The children admitted on this establishment are not only nursed and educated, as already stated, but employed under proper regulations, and provided with all necessaries, until their dismission from the hospital. On their discharge, the general committee, at their discretion, may give them clothes, money, or necessaries, not exceeding the value of ten pounds. In the mean time, the corporation of the hospital may employ the children educated and maintained here, in any sort of labour or manufacture, or in the sea-service, and bind such children apprentices, or place them out as servants, or mariners, to any husbandman, master or captain of a ship, or other person, until the above-mentioned ages. The girls are distributed into three classes, under the care of three different mistresses, by whom they are taught needle-work and reading, to assist in the house-work, kitchen, and laundry. The boys are apprenticed at twelve or thirteen years of age, and the girls at fourteen, and they are disposed of with great attention on the part of the committee. The reports, as to their subsequent conduct, which is particularly inquired into, have been very favourable. By a report of Sir T. Barnard in 1798, it appears, that out of 252 apprentices, 166 were doing well; and of the remaining 86, 15 had turned out ill, partly in consequence of their own faults, and partly in consequence of the wrong conduct of their masters. The proportion of good servant and good apprentices far exceeds the proportion of the opposite character.

Patron, The King.—President, The Prince Regent.

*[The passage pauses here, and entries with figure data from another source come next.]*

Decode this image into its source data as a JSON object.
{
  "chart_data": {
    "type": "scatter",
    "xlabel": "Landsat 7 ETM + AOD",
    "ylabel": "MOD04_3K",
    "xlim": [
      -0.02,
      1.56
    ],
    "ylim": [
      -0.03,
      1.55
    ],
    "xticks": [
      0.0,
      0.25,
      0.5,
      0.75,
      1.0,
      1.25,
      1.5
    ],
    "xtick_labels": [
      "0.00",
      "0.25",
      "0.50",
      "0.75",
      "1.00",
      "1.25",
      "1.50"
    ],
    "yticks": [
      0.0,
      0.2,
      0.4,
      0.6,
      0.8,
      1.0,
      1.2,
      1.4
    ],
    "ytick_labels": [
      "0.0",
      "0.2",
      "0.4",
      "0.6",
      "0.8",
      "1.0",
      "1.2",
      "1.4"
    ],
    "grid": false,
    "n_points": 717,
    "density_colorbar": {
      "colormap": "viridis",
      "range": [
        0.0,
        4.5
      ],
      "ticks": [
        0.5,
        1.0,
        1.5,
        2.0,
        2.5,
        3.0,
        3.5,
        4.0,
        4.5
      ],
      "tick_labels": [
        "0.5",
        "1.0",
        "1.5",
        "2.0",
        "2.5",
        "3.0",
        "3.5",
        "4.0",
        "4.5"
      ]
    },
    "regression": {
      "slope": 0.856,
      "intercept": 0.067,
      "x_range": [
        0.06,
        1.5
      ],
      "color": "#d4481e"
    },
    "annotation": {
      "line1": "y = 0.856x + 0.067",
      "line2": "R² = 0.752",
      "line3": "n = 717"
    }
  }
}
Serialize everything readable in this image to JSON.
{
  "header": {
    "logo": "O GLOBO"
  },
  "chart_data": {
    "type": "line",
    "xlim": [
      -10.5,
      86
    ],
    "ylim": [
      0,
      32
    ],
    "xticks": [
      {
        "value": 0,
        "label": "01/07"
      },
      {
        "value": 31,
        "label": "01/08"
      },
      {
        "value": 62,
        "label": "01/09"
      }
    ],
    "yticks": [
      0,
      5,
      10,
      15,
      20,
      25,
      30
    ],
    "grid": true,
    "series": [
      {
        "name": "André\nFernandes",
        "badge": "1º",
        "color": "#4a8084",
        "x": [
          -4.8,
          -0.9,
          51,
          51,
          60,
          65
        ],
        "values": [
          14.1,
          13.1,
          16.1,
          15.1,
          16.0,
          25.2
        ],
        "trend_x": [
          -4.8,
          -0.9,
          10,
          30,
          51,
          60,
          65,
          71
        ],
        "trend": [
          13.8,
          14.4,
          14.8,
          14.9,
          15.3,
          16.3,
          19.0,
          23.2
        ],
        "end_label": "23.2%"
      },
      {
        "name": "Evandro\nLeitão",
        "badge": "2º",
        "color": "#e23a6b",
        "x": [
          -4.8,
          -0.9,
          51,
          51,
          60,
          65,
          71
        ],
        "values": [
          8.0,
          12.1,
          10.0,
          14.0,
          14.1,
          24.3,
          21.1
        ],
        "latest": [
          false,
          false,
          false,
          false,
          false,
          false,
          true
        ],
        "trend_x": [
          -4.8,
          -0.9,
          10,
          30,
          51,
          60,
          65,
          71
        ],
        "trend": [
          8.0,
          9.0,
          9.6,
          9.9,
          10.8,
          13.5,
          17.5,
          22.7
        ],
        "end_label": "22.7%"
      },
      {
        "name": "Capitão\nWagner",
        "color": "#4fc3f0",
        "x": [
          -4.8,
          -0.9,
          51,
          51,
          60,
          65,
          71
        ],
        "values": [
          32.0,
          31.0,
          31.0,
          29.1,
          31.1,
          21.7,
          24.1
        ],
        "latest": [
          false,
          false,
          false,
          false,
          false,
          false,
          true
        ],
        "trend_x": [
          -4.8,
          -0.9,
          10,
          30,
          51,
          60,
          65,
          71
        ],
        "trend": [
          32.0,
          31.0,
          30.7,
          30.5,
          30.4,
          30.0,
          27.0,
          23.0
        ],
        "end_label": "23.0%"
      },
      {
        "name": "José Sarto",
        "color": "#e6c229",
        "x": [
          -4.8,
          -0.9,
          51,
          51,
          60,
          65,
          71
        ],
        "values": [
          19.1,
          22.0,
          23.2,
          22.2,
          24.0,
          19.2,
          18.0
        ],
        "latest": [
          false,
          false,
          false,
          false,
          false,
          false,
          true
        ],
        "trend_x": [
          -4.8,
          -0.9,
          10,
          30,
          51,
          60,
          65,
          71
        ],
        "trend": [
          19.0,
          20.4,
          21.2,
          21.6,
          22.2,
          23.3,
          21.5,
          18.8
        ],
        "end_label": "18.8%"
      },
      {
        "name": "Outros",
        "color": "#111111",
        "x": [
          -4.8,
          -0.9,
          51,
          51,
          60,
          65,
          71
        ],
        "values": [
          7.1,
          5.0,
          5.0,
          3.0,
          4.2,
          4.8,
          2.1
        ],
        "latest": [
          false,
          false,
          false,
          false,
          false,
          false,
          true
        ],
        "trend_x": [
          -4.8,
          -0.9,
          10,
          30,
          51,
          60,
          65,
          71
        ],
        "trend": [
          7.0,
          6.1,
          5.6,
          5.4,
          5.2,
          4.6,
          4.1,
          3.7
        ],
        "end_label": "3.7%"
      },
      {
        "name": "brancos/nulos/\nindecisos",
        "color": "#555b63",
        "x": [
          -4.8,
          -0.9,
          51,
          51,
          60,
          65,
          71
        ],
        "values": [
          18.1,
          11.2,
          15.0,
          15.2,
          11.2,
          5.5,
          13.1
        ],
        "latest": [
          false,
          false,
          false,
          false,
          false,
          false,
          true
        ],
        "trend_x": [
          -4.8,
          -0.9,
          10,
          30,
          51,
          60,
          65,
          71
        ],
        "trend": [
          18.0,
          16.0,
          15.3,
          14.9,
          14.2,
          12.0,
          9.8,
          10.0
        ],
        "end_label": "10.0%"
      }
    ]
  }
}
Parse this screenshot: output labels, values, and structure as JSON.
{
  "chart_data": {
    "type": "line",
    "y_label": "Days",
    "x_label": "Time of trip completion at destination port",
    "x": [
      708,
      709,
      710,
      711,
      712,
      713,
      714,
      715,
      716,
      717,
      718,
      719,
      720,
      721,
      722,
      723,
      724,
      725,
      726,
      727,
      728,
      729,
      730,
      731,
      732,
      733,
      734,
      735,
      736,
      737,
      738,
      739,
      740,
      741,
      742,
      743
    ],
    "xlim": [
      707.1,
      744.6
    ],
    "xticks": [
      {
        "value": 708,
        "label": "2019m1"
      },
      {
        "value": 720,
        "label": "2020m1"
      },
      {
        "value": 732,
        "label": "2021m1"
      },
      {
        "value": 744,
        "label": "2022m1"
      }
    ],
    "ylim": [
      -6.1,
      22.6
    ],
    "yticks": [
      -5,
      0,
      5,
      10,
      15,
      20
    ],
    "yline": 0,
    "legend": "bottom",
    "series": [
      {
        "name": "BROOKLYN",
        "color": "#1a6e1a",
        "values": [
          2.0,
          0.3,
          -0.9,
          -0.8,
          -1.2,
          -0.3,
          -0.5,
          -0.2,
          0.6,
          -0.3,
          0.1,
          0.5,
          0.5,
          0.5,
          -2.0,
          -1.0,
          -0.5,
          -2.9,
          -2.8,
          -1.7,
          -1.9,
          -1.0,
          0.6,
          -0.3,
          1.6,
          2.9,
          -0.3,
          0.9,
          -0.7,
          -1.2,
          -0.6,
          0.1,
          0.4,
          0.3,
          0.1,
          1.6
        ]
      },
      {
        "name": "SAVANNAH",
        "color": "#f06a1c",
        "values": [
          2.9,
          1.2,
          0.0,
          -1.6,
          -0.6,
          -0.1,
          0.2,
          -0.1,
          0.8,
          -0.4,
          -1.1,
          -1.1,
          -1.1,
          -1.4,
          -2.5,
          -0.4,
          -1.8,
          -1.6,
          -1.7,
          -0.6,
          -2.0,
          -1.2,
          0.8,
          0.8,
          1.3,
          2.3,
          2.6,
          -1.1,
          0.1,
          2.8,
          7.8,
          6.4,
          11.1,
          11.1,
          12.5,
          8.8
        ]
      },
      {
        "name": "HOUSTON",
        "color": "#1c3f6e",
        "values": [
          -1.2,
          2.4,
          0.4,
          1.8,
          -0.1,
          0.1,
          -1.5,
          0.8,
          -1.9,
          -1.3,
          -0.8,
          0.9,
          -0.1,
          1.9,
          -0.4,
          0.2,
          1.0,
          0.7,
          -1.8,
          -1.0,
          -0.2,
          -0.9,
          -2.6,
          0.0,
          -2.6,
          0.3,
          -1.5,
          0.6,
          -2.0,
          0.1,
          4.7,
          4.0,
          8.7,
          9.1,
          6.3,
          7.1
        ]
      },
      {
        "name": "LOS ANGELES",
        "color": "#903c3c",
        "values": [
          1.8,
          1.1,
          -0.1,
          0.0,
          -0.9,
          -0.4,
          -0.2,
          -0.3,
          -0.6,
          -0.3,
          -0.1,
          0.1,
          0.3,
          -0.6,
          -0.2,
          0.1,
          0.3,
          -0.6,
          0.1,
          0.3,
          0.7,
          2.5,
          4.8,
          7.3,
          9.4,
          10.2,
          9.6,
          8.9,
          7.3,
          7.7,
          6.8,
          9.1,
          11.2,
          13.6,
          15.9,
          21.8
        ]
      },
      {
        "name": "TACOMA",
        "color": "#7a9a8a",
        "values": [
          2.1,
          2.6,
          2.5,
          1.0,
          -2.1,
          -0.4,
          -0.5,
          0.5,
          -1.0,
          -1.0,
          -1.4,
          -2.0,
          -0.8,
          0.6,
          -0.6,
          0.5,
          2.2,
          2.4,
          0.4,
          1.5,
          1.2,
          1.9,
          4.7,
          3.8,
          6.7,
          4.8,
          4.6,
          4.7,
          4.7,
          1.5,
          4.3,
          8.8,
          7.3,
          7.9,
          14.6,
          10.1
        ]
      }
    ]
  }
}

The CHAPEL, which it will he seen so materially contributes to the revenue of the hospital, is spacious and elegant; and it is much resorted to, especially by the neighbouring families. There is always a sensible and an eloquent preacher; and the hymns, anthems, &c., are performed with scientific and vocal superiority. Mr. Pyne, an excellent performer of church music, recently added greatly to the celebrity of the chapel's performance of sacred music.

The altar-piece is by West, and is deemed his finest painting. There are numerous good paintings about the establishment. Mawkish writers on the subject of religious worship, have complained, that the ceremonies, as performed at this chapel, are too theatrical; but if it, be not wrong to do that well, which is worth performing at all, we apprehend that few persons attend divine service in the Foundling Hospital Chapel, without having their minds exhilarated, and their hearts expanded.